If we're going to have government policy that makes parents of children with autism the main carers then those families must be supported properly. There is no reason why anybody should suddenly become an expert in a condition that no-one really understands. If we can give them better support there is a chance we will prevent terrible outcomes like this.
Have there been times when you became depressed about your son?
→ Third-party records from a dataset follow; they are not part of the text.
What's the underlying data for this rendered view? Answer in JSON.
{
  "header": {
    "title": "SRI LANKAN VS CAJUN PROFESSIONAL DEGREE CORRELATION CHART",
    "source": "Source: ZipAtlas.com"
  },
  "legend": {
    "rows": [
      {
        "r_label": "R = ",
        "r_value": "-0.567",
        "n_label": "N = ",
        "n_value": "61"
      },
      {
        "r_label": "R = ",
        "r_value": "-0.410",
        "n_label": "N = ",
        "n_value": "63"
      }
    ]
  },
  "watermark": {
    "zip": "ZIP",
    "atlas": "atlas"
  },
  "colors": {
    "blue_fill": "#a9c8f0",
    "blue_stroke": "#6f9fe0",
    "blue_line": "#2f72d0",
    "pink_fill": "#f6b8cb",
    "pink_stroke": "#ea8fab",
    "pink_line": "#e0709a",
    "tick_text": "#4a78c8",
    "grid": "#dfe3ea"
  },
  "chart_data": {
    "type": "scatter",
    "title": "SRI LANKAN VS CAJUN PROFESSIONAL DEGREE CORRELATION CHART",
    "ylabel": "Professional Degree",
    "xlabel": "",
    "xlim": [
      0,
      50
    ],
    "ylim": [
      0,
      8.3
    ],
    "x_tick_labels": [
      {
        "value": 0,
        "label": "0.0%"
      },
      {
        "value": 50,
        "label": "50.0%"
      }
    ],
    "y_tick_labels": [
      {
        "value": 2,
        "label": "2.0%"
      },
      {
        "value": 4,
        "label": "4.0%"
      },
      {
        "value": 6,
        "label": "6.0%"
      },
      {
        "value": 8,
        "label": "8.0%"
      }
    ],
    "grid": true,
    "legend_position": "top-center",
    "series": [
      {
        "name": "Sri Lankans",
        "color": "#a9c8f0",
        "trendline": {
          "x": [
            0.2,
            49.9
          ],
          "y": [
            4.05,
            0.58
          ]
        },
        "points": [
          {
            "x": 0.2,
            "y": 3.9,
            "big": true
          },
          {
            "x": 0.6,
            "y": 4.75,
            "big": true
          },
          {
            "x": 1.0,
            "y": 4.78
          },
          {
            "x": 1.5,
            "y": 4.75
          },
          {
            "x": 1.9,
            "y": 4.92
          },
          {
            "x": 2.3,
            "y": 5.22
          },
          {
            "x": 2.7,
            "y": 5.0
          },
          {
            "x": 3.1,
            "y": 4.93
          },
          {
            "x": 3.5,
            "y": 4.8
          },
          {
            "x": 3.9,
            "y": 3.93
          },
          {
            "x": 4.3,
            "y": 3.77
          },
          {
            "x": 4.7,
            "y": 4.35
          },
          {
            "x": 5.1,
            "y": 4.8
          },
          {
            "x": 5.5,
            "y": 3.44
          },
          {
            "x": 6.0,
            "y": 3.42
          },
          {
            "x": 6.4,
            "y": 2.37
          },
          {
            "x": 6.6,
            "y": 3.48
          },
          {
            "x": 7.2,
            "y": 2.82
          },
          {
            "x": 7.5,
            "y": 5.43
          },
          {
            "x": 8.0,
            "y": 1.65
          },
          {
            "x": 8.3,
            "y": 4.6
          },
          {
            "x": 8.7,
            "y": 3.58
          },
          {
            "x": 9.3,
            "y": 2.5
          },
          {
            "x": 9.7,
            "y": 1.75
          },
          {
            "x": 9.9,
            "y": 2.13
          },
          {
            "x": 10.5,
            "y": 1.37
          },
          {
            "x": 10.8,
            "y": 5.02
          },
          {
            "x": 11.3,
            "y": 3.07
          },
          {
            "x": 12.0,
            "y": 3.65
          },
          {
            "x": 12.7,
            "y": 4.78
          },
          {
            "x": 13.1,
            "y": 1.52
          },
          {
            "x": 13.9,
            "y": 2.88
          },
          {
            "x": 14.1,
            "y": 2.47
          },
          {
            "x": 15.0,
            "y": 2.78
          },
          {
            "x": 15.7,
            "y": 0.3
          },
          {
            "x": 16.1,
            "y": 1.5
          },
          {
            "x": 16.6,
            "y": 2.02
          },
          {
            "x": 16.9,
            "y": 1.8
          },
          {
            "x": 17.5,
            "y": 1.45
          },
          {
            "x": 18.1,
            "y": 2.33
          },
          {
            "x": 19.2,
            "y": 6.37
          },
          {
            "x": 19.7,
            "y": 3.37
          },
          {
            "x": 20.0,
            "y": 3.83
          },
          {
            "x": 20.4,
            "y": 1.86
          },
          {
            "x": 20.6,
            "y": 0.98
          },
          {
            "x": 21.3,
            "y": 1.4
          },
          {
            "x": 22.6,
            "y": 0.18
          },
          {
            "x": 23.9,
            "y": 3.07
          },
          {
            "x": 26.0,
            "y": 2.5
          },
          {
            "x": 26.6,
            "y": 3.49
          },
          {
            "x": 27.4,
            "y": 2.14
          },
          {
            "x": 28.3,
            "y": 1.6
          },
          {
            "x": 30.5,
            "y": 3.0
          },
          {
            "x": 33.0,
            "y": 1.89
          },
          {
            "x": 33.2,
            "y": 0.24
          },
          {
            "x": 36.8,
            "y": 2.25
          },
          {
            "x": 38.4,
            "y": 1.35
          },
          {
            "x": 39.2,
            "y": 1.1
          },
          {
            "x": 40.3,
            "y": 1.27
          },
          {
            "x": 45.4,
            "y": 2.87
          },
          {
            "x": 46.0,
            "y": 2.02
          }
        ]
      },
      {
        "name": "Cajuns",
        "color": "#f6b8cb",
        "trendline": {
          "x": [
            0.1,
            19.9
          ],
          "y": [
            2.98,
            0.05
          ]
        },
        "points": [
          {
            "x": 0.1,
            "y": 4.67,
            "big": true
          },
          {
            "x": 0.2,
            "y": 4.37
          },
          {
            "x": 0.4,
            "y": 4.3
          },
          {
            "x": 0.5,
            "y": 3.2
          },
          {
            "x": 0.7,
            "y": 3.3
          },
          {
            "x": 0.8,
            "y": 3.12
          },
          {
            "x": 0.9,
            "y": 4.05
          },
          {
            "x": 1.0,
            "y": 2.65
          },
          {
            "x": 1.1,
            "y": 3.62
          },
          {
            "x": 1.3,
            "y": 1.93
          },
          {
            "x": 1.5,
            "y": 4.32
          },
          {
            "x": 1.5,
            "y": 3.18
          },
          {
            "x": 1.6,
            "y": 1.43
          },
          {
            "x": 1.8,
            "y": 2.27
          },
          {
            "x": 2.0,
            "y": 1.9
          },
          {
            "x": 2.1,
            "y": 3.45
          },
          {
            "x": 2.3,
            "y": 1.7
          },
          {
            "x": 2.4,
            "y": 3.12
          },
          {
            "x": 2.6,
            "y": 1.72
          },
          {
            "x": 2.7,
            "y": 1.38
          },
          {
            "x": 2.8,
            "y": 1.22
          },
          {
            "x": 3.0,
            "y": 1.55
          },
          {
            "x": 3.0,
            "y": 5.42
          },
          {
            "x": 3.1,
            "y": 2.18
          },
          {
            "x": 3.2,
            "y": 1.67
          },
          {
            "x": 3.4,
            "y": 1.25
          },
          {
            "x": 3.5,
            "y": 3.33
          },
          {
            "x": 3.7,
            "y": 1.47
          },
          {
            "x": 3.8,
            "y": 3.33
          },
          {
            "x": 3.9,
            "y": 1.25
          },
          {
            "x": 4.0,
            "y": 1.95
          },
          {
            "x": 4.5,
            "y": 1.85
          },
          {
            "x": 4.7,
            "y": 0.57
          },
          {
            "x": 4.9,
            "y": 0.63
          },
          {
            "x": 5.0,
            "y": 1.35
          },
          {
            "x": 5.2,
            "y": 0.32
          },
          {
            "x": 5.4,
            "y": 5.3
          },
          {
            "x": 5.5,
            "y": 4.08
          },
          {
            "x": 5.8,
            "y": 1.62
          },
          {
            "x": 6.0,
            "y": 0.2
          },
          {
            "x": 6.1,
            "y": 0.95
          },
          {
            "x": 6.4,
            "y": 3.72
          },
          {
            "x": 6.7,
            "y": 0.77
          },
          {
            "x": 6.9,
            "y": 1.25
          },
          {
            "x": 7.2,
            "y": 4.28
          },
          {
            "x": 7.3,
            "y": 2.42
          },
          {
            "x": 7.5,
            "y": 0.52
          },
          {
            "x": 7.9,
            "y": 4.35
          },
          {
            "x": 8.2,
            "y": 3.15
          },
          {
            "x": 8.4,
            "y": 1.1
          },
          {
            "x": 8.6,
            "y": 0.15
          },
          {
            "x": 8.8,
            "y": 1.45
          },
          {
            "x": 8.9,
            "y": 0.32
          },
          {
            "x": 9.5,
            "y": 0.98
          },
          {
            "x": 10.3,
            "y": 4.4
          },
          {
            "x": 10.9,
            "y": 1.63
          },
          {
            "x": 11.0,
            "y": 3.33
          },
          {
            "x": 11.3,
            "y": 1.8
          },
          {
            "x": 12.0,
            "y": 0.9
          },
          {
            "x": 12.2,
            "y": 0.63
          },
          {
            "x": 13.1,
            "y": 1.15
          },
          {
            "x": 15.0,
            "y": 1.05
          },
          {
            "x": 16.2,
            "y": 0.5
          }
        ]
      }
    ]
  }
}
(Kathy) I think I found the time when Alex developed autism and had his first 'crash,' emotionally very difficult. I think I was completely shocked and grieving. From that point on things have been difficult but we have seen gradual improvements in him and ongoing improvement in his development and in his life, so I haven't actually felt depressed about it.
Once we were given some direction on how to help, where to start, it made a huge difference. There are times when I wish that he didn't have autism and that we were just a normal family.
(Anthony) Your frame of mind improves when you feel you can do something that's going to work . . .
(Kathy) And you see it start to work . . .
Apart from explaining what autism is what do you think you will achieve with your book, When Horse Became Saw?
(Anthony) I hope that through my book people can understand the impact autism has on a family, and to enter into what might be like to have autism. The majority of people who have severe forms of it cannot speak for themselves. How is such a group to make itself known, unless we tell their stories? And as a writer, that's something I can do.
I also want people to understand that we're not all the same and that there's such a thing as neuro-diversity. By broadening people's understanding and taking them into the heart of what it means to have autism, hopefully I open up this notion that we are all complex. Some of us are different to the point where we are extremely vulnerable and dependent on others to help us. I want this book to make a difference. I want Alex to have a place.